WASHINGTON (CN) – Several Americans who hunted and killed endangered African elephants in Mozambique cannot bring their trophies home, a federal judge ruled.
The United States had denied the petitions of five hunters who wanted to import trophies of at least one elephant that they had hunted or intended to hunt.
After exhausting their administrative appeals, the hunters and their booking agent filed suit along with Conservation Force, a nonprofit that advocates species protection through hunting. They named Department of the Interior Secretary Ken Salazar and the U.S. Fish and Wildlife Service as defendants to the action for declaratory relief.
On Thursday, Chief U.S. District Judge Royce Lamberth dismissed the case on summary judgment.
“Thrill-seeking safari hunters willingly pay thousands of dollars for the privilege of shooting an African elephant,” he wrote. “Sport hunting is legal in many African countries and can often benefit threatened elephant populations where the practice is carefully managed and revenue from hunting licenses is recycled into conservation programs. Without an effective wildlife management plan, however, the haphazard sport-killing of elephants may – intuitively enough – be detrimental to their survival as a species.”

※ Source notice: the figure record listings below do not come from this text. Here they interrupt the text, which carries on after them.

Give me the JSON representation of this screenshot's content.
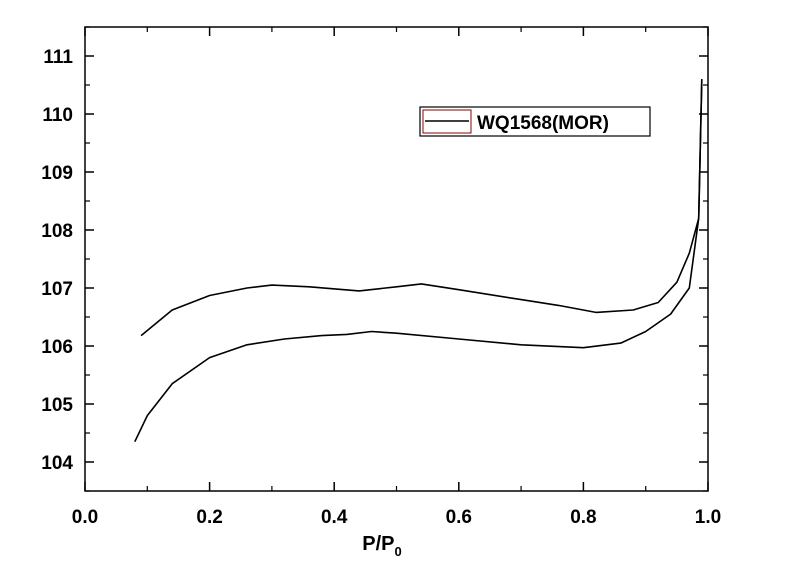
{
  "chart_data": {
    "type": "line",
    "title": "",
    "xlabel": "P/P",
    "xlabel_subscript": "0",
    "ylabel": "",
    "xlim": [
      0.0,
      1.0
    ],
    "ylim": [
      103.5,
      111.5
    ],
    "x_ticks": [
      {
        "value": 0.0,
        "label": "0.0"
      },
      {
        "value": 0.2,
        "label": "0.2"
      },
      {
        "value": 0.4,
        "label": "0.4"
      },
      {
        "value": 0.6,
        "label": "0.6"
      },
      {
        "value": 0.8,
        "label": "0.8"
      },
      {
        "value": 1.0,
        "label": "1.0"
      }
    ],
    "y_ticks": [
      {
        "value": 104,
        "label": "104"
      },
      {
        "value": 105,
        "label": "105"
      },
      {
        "value": 106,
        "label": "106"
      },
      {
        "value": 107,
        "label": "107"
      },
      {
        "value": 108,
        "label": "108"
      },
      {
        "value": 109,
        "label": "109"
      },
      {
        "value": 110,
        "label": "110"
      },
      {
        "value": 111,
        "label": "111"
      }
    ],
    "grid": false,
    "legend": {
      "placement": "top-right",
      "label": "WQ1568(MOR)"
    },
    "line_color": "#000000",
    "legend_swatch_border": "#8b0000",
    "series": [
      {
        "name": "WQ1568(MOR)",
        "segment": "lower",
        "x": [
          0.08,
          0.1,
          0.14,
          0.2,
          0.26,
          0.32,
          0.38,
          0.42,
          0.46,
          0.5,
          0.6,
          0.7,
          0.8,
          0.86,
          0.9,
          0.94,
          0.97,
          0.985,
          0.99
        ],
        "y": [
          104.35,
          104.8,
          105.35,
          105.8,
          106.02,
          106.12,
          106.18,
          106.2,
          106.25,
          106.22,
          106.12,
          106.02,
          105.97,
          106.05,
          106.25,
          106.55,
          107.0,
          108.2,
          110.6
        ]
      },
      {
        "name": "",
        "segment": "upper",
        "x": [
          0.99,
          0.985,
          0.97,
          0.95,
          0.92,
          0.88,
          0.82,
          0.76,
          0.7,
          0.6,
          0.54,
          0.5,
          0.44,
          0.36,
          0.3,
          0.26,
          0.2,
          0.14,
          0.09
        ],
        "y": [
          110.6,
          108.2,
          107.6,
          107.1,
          106.75,
          106.62,
          106.58,
          106.7,
          106.8,
          106.97,
          107.07,
          107.02,
          106.95,
          107.02,
          107.05,
          107.0,
          106.87,
          106.62,
          106.18
        ]
      }
    ]
  }
}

The hunters claimed that the U.S. Fish and Wildlife Service denied their permit requests, after an “extreme delay,” and said it could not verify whether Mozambique had an effective elephant-management plan.
The Endangered Species Act and the Convention on International Trade in Endangered Species of Wild Fauna and Flora (CITES) entrusts the U.S. government to decide whether proposed importation of a species affects its survival. Potential importers must prove to the U.S. Fish and Wildlife Service that their sport kill actually enhances the population’s chances for survival. CITES lists the African elephant in its first and most restrictive appendix of endangered species.
“Defendants are entitled to summary judgment because the administrative record demonstrates that the service acted rationally in denying plaintiffs’ permit application,” Lamberth wrote.
According to the court, the number of elephants in Mozambique appears to have declined from between 50,000 and 65,000 in 1974 to an estimated 11,000 to 13,000 in 2002. Experts directly attribute the decline in numbers to illegal poaching for ivory.